In computational complexity theory, the complement of a decision problem is the decision problem resulting from reversing the yes and no answers. Equivalently, if we define decision problems as sets of finite strings, then the complement of this set over some fixed domain is its complement problem.

For example, one important problem is whether a number is a prime number. Its complement is to determine whether a number is a composite number (a number that is not prime). Here the domain of both the original problem and of the complement is the set of all natural numbers.

There is a Turing reduction from every problem to its complement problem. The complement operation is an involution, meaning it "undoes itself", or the complement of the complement is the original problem.

One can generalize this to the complement of a complexity class, called the complement class, which is the set of complements of every problem in the class. If a class is called C, its complement is conventionally labelled co-C. Notice that this is not the complement of the complexity class itself as a set of problems, which would generally contain a great deal more problems.

A class is said to be closed under complement if the complement of any problem in the class is still in the class. Because there are Turing reductions from every problem to its complement, any class that is closed under Turing reductions is closed under complement. Any class that is closed under complement is equal to its complement class. However, under many-one reductions, many important classes, especially NP, are believed to be distinct from their complement classes (although this has not been proven).

The closure of any complexity class under Turing reductions is a superset of that class that is closed under complement. The closure under complement is the smallest such class. If a class is intersected with its complement, we obtain a (possibly empty) subset that is closed under complement.

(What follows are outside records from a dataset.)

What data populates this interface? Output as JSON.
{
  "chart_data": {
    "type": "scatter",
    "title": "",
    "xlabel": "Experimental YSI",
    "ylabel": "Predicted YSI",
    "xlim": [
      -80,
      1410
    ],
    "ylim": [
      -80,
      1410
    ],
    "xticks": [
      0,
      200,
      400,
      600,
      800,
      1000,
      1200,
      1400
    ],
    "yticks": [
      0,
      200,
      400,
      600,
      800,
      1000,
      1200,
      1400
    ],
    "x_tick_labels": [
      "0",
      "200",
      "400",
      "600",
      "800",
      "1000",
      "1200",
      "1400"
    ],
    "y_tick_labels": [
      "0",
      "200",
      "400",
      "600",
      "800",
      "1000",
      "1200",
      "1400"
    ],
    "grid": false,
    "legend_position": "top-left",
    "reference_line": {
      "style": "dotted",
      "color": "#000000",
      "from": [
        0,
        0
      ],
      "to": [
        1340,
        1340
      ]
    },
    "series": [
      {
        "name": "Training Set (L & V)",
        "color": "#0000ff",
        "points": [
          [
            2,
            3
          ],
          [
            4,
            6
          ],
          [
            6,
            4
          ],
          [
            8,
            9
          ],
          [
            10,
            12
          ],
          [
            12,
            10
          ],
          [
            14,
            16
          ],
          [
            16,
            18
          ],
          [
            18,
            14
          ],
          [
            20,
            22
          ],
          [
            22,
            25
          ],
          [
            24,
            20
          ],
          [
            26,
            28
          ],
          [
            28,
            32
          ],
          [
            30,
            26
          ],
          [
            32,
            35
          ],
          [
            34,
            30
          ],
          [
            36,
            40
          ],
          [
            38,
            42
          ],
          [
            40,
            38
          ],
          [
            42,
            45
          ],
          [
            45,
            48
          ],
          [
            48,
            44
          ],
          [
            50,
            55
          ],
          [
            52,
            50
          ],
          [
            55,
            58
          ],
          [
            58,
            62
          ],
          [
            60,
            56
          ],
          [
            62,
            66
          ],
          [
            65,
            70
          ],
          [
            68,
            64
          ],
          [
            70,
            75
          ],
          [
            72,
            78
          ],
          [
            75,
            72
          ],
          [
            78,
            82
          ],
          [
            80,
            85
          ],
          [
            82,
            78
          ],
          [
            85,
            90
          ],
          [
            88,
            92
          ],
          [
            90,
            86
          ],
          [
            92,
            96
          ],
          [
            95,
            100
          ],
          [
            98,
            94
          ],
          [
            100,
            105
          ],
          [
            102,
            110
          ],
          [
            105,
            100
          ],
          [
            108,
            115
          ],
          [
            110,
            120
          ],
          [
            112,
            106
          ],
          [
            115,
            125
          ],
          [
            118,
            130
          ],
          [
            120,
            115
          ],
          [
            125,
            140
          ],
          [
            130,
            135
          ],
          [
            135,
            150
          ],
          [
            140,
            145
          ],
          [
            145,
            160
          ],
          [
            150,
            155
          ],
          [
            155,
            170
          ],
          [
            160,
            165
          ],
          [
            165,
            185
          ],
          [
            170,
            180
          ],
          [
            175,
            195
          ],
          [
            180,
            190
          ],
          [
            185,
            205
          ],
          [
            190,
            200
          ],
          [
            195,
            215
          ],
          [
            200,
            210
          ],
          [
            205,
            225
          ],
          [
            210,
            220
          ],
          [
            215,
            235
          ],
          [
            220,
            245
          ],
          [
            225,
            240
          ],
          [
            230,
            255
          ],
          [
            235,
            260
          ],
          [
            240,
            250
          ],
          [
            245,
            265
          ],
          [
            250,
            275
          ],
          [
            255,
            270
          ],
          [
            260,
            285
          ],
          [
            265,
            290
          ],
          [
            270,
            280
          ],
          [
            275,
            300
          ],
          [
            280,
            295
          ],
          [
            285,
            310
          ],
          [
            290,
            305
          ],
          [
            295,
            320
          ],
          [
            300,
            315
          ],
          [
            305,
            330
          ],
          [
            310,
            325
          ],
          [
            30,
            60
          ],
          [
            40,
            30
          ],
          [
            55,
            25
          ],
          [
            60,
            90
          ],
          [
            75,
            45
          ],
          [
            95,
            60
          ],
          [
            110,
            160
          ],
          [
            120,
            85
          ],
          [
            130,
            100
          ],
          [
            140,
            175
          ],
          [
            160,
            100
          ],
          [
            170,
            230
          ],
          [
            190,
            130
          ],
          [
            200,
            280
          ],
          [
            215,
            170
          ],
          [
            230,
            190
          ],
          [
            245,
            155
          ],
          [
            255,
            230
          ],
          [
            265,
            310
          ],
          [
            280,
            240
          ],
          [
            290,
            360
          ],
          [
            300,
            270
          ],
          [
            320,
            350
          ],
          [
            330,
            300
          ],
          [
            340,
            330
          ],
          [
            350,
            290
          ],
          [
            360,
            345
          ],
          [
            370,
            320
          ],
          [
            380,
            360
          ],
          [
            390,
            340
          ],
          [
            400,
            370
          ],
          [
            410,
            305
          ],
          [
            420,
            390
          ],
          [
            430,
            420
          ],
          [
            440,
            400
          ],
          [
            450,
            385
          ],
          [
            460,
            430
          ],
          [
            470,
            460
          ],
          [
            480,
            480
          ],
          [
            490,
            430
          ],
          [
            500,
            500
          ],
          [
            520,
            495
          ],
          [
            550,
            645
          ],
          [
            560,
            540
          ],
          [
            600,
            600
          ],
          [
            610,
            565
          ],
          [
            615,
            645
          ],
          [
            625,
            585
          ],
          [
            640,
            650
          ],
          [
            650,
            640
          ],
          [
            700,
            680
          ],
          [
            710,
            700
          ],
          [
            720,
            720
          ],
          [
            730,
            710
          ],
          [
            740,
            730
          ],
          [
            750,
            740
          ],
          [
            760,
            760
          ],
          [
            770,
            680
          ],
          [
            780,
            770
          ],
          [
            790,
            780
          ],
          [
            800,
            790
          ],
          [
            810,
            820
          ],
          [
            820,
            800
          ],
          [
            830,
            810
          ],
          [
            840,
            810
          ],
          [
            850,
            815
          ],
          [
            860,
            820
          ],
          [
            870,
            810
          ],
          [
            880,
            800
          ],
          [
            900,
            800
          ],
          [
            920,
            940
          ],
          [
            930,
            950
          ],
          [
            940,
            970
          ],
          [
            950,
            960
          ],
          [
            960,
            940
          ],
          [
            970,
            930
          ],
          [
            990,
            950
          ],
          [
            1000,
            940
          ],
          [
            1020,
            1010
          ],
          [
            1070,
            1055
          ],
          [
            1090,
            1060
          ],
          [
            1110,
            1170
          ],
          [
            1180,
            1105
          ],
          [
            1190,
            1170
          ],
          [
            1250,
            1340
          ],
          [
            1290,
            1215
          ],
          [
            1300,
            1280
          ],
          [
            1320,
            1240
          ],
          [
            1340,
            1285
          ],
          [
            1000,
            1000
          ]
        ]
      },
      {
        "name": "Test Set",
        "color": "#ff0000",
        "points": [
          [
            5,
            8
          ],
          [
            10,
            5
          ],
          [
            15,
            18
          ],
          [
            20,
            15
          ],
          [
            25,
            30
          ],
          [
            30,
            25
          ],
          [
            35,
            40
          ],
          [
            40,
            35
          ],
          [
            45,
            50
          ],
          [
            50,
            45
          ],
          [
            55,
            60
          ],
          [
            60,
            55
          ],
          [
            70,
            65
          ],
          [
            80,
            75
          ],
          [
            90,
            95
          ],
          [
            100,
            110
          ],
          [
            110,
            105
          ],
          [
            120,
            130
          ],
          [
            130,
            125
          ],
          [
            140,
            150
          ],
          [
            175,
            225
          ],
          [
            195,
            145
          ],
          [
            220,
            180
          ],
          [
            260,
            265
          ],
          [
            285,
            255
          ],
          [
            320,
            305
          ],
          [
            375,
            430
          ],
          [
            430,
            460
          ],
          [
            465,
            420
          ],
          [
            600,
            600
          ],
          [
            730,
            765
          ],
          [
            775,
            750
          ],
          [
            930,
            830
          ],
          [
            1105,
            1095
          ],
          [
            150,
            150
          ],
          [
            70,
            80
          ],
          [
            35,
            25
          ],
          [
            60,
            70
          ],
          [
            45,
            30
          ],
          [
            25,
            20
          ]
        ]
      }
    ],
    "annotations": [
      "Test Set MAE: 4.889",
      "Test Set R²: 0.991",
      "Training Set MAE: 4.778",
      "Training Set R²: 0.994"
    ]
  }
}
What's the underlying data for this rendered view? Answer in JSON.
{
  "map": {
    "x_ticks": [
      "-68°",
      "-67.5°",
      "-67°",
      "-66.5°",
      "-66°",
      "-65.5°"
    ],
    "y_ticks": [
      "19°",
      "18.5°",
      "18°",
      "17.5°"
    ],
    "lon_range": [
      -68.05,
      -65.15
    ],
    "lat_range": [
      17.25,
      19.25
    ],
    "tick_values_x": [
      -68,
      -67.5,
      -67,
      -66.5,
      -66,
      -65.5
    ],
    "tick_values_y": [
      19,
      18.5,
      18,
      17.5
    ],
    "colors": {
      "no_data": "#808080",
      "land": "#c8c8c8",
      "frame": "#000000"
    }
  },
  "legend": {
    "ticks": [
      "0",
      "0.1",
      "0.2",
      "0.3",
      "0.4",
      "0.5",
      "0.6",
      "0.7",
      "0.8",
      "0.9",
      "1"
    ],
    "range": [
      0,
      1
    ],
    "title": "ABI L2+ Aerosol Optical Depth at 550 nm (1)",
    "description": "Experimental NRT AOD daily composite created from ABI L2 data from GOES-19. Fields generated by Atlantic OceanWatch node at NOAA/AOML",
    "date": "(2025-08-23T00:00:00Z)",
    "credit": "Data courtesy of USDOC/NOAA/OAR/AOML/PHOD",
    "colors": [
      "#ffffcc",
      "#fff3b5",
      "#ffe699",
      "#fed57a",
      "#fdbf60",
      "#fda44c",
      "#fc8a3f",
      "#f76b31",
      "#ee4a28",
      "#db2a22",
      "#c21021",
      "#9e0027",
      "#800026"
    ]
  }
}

Every deterministic complexity class (DTIME(f(n)), DSPACE(f(n)), for any f(n)) is closed under complement, because one can simply add a last step to the algorithm that reverses the answer. This doesn't work for nondeterministic complexity classes, because if there exist both computation paths that accept and paths that reject a particular instance, and all the paths reverse their answer, there will still be paths that accept and paths that reject — consequently, both the original machine and the modified machine accept the instance.

Similarly, probabilistic classes such as BPP, ZPP, BQP or PP that are defined symmetrically with regard to their yes and no instances are closed under complement, whereas classes such as RP and co-RP that define their probabilities with one-sided error are not (currently known to be) closed under complement.

Some of the most surprising complexity results shown to date showed that the complexity classes NL and SL are in fact closed under complement (see Immerman–Szelepcsényi theorem), whereas before it was widely believed they were not. The latter has become less surprising now that we know SL equals L, which is a deterministic class.

Every class that is low for itself is closed under complement.